I got the box of pineapple open, took out the block of it (it’s was all ice-welded together of course), and hammered on it with a meat hammer till it went into large-ish chunks (if violence doesn’t solve your problem, you haven’t used enough).  Then I chiseled those apart into smaller chunks with a knife and stuck most of it into my food processor.  Changed the entry for 1 box of frozen pineapple in freezer inventory to a half-bag.  Then I dug out a tetrapack of coconut cream, took a box of milk out of the fridge, and added the entire package of coconut cream and a few good splashes of milk to the food processor, pulsing it gently and prodding chunks of pineapple apart as I went to avoid burning the appliance out.  I also tossed in 4 sweetener pills (but I am sure 2-3 tablespoons of honey would work well too), and eventually as it started to come together, I processed it all till it was nearly smooth – then dumped a couple of shots of Malibu Coconut Rum Liqueur in there as an afterthought (I had it left over from last summer’s drunken ‘it’s too hot for anything‘ party which involved said bottle, a bag of ice, a pineapple and a blender).

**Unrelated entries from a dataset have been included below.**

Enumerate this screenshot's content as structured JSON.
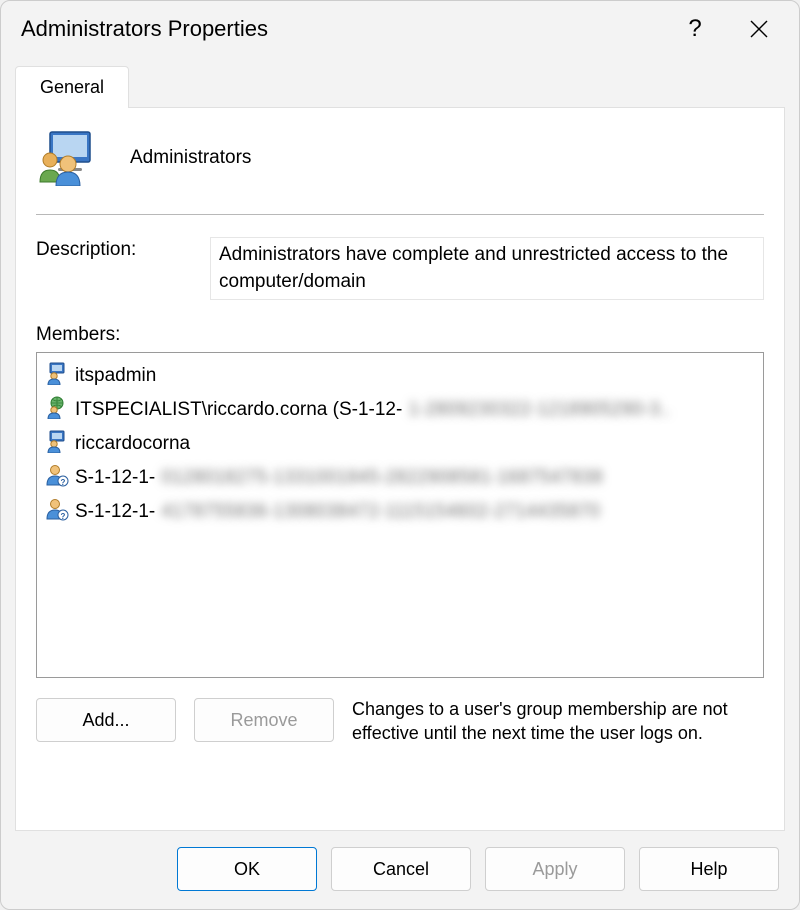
{
  "window": {
    "title": "Administrators Properties"
  },
  "tabs": {
    "general": "General"
  },
  "group": {
    "name": "Administrators"
  },
  "description": {
    "label": "Description:",
    "value": "Administrators have complete and unrestricted access to the computer/domain"
  },
  "members": {
    "label": "Members:",
    "items": [
      {
        "icon": "user-local",
        "display": "itspadmin",
        "blurred_suffix": ""
      },
      {
        "icon": "user-domain",
        "display": "ITSPECIALIST\\riccardo.corna (S-1-12-",
        "blurred_suffix": "1-2809230322-1218905290-3.."
      },
      {
        "icon": "user-local",
        "display": "riccardocorna",
        "blurred_suffix": ""
      },
      {
        "icon": "user-unknown",
        "display": "S-1-12-1-",
        "blurred_suffix": "0128018275-1331001845-2822908581-1687547838"
      },
      {
        "icon": "user-unknown",
        "display": "S-1-12-1-",
        "blurred_suffix": "4178755836-1308038472-1115154602-2714435870"
      }
    ]
  },
  "actions": {
    "add": "Add...",
    "remove": "Remove",
    "note": "Changes to a user's group membership are not effective until the next time the user logs on."
  },
  "footer": {
    "ok": "OK",
    "cancel": "Cancel",
    "apply": "Apply",
    "help": "Help"
  }
}
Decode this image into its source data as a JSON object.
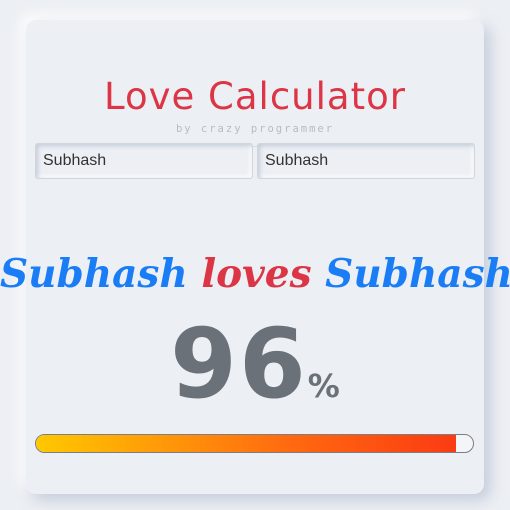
{
  "app": {
    "title": "Love Calculator",
    "subtitle": "by crazy programmer"
  },
  "inputs": {
    "name1": {
      "value": "Subhash",
      "placeholder": ""
    },
    "name2": {
      "value": "Subhash",
      "placeholder": ""
    }
  },
  "result": {
    "name1": "Subhash",
    "connector": "loves",
    "name2": "Subhash",
    "percent": "96",
    "percent_symbol": "%",
    "progress_fraction": 0.96
  },
  "colors": {
    "accent_red": "#dc3545",
    "name_blue": "#1a7df5",
    "number_gray": "#6b7178",
    "bar_start": "#ffc800",
    "bar_end": "#fb3b12"
  }
}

A bit more blending and the mix turned brighter and nearly white, and smoothed out, at which point I dumped it into a tupperware tub and placed it in the freezer for a few hours, taking it out once to poke it with a butter knife and try to break up the ice crystals.  And eat some of it right there and then because let me tell you – it’s like that Pina Colada you had once in a nice Caribbean-cocktail bar and wanted to have again.  It’s fresh, it’s delicious, it’s pineappley-coconutey and not at all heavy.  In short, it turned out into one of those near-perfect summer desserts that I will have to make again and again – possibly to improve on the recipe, but the idea – it is more than worth repeating.

Regarding the rest of the freezer – I have taken out the 3x lamb shanks that I had unearthed from it, and since they refused to defrost fast enough on the counter, stuck them on a plate into the fridge.  The shanks can thaw overnight and become a Friday evening stew tomorrow.  This morning I took one of my packets of sliced frozen porcini mushrooms from last fall’s mushroom hunt and made a Russian-style mushroom and wheat berry soup (it’s supposed to be mushroom and barley but I was out of barley).  I’ve hung the inventory sheets up on the fridge door with a magnet, and as I take things out as part of the stash-busting program, I get to cross them off the list off the list for extra satisfaction points.

So with that in mind, I am going to sit down, grab my notebook and write that meal plan I’ve been talking about.